Foreign nations and their citizens remain skeptical, U.S. businesses remain caught in the international crossfire, and U.S. national and economic security depends on the cooperation of foreign nations, allies, and private companies alike. Invasive spying programs with unintuitive, complex regulations are understandably met with suspicion, but the cure for suspicion is knowledge.

Some substantial privacy protections predate Snowden’s unlawful disclosures, and with Obama’s issuance of PPD-28 and other various reforms, meaningful steps have been taken with respect to reforming U.S. foreign intelligence law. Moving forward, the law should be amended in a way that evolves concurrently with the institutions it purports to regulate. This includes basing protections not on national borders, citizenship, and domestic versus international collection, but on fine-tuning front-end and back-end protections to the source of collection and type of technology used, as well as expanding the types of communications in a way that reflects current privacy interests. With this, even wholesale collection programs can adequately safeguard the privacy of all people, regardless of nationality.

Even so, for such reforms to succeed at the international level, the United States must engage in a new dialogue that allows the international community to understand the Intelligence Community ‘s mission in light of these modern threats.
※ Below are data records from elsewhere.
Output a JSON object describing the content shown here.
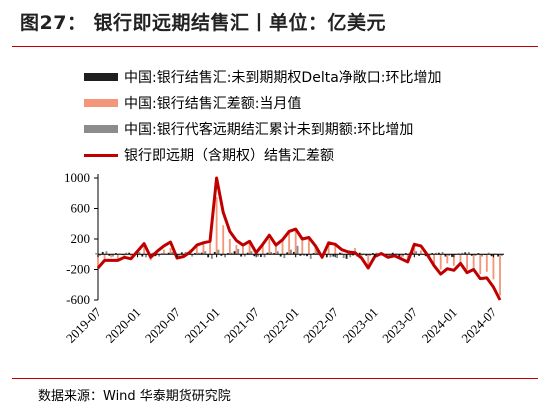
{
  "title": "图27：  银行即远期结售汇丨单位：亿美元",
  "source": "数据来源：Wind  华泰期货研究院",
  "colors": {
    "title_rule": "#c00000",
    "net_open_position": "#1f1f1f",
    "spot_net": "#f4967a",
    "agent_forward_outstanding": "#8c8c8c",
    "combined_line": "#c00000"
  },
  "chart_data": {
    "type": "bar",
    "title": "",
    "xlabel": "",
    "ylabel": "",
    "ylim": [
      -600,
      1000
    ],
    "yticks": [
      -600,
      -200,
      200,
      600,
      1000
    ],
    "ytick_labels": [
      "-600",
      "-200",
      "200",
      "600",
      "1000"
    ],
    "xtick_labels": [
      "2019-07",
      "2020-01",
      "2020-07",
      "2021-01",
      "2021-07",
      "2022-01",
      "2022-07",
      "2023-01",
      "2023-07",
      "2024-01",
      "2024-07"
    ],
    "legend_position": "top-left",
    "x": [
      "2019-07",
      "2019-08",
      "2019-09",
      "2019-10",
      "2019-11",
      "2019-12",
      "2020-01",
      "2020-02",
      "2020-03",
      "2020-04",
      "2020-05",
      "2020-06",
      "2020-07",
      "2020-08",
      "2020-09",
      "2020-10",
      "2020-11",
      "2020-12",
      "2021-01",
      "2021-02",
      "2021-03",
      "2021-04",
      "2021-05",
      "2021-06",
      "2021-07",
      "2021-08",
      "2021-09",
      "2021-10",
      "2021-11",
      "2021-12",
      "2022-01",
      "2022-02",
      "2022-03",
      "2022-04",
      "2022-05",
      "2022-06",
      "2022-07",
      "2022-08",
      "2022-09",
      "2022-10",
      "2022-11",
      "2022-12",
      "2023-01",
      "2023-02",
      "2023-03",
      "2023-04",
      "2023-05",
      "2023-06",
      "2023-07",
      "2023-08",
      "2023-09",
      "2023-10",
      "2023-11",
      "2023-12",
      "2024-01",
      "2024-02",
      "2024-03",
      "2024-04",
      "2024-05",
      "2024-06",
      "2024-07",
      "2024-08"
    ],
    "series": [
      {
        "name": "中国:银行结售汇:未到期期权Delta净敞口:环比增加",
        "kind": "bar",
        "values": [
          10,
          30,
          -20,
          15,
          -10,
          20,
          25,
          -30,
          15,
          -25,
          10,
          20,
          -15,
          25,
          -10,
          15,
          20,
          -40,
          30,
          -20,
          15,
          40,
          -30,
          20,
          -25,
          -35,
          20,
          15,
          -30,
          25,
          30,
          -20,
          -25,
          15,
          20,
          -40,
          -30,
          20,
          -60,
          -15,
          20,
          -20,
          15,
          -10,
          -30,
          20,
          -40,
          15,
          25,
          -20,
          -25,
          15,
          20,
          -30,
          -35,
          10,
          25,
          -20,
          15,
          -10,
          -25,
          -30
        ]
      },
      {
        "name": "中国:银行结售汇差额:当月值",
        "kind": "bar",
        "values": [
          -160,
          -60,
          -40,
          -70,
          -50,
          -30,
          20,
          120,
          -80,
          20,
          60,
          80,
          -60,
          -10,
          60,
          140,
          150,
          250,
          750,
          380,
          200,
          120,
          100,
          180,
          60,
          150,
          200,
          150,
          200,
          320,
          340,
          180,
          220,
          120,
          -20,
          160,
          150,
          20,
          50,
          80,
          -50,
          -150,
          -30,
          20,
          -40,
          -20,
          -60,
          -100,
          80,
          50,
          -10,
          -120,
          -200,
          -120,
          -150,
          -120,
          -200,
          -220,
          -260,
          -230,
          -330,
          -540
        ]
      },
      {
        "name": "中国:银行代客远期结汇累计未到期额:环比增加",
        "kind": "bar",
        "values": [
          -20,
          40,
          -30,
          10,
          20,
          -10,
          30,
          -40,
          20,
          -30,
          10,
          30,
          -20,
          30,
          -30,
          20,
          40,
          -60,
          60,
          -40,
          20,
          70,
          -30,
          40,
          -30,
          -40,
          30,
          40,
          -50,
          60,
          110,
          -20,
          -60,
          60,
          30,
          -40,
          -50,
          -50,
          -40,
          -30,
          10,
          -20,
          20,
          -20,
          -20,
          10,
          -30,
          20,
          40,
          -10,
          -30,
          20,
          30,
          -20,
          -10,
          20,
          30,
          -20,
          -30,
          20,
          10,
          -20
        ]
      },
      {
        "name": "银行即远期（含期权）结售汇差额",
        "kind": "line",
        "values": [
          -180,
          -80,
          -80,
          -80,
          -40,
          -60,
          40,
          140,
          -40,
          40,
          110,
          160,
          -50,
          -30,
          30,
          120,
          150,
          170,
          1000,
          550,
          300,
          180,
          120,
          170,
          20,
          130,
          250,
          120,
          190,
          300,
          330,
          200,
          220,
          110,
          -40,
          150,
          130,
          60,
          30,
          20,
          -50,
          -180,
          -30,
          10,
          -40,
          -20,
          -60,
          -100,
          130,
          110,
          -10,
          -150,
          -260,
          -190,
          -210,
          -120,
          -240,
          -200,
          -320,
          -310,
          -430,
          -600
        ]
      }
    ]
  }
}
Such risks can only be managed-not uninvented-and due to globalization, these threats transcend borders and are better managed when nations work in coalition. However, international cooperation cannot be maintained without trust, which is best done through transparency-especially in the realm of collection done pursuant to Executive Order 12,333. Shedding more light on the Intelligence Community’s actions does not entail disclosing minute details of surveillance programs to the detriment of U.S. national security. Rather, it means shaping the scope and procedures governing intelligence collection in proportion to the threat, and utilizing soft powers to educate and persuade the relevant institutions and societies that such procedures are necessary in light of the current threat environment facing the world. The United States is in a unique position. With the right response, the nation can adequately reform surveillance law and spearhead the movement, serving as a model for others to follow.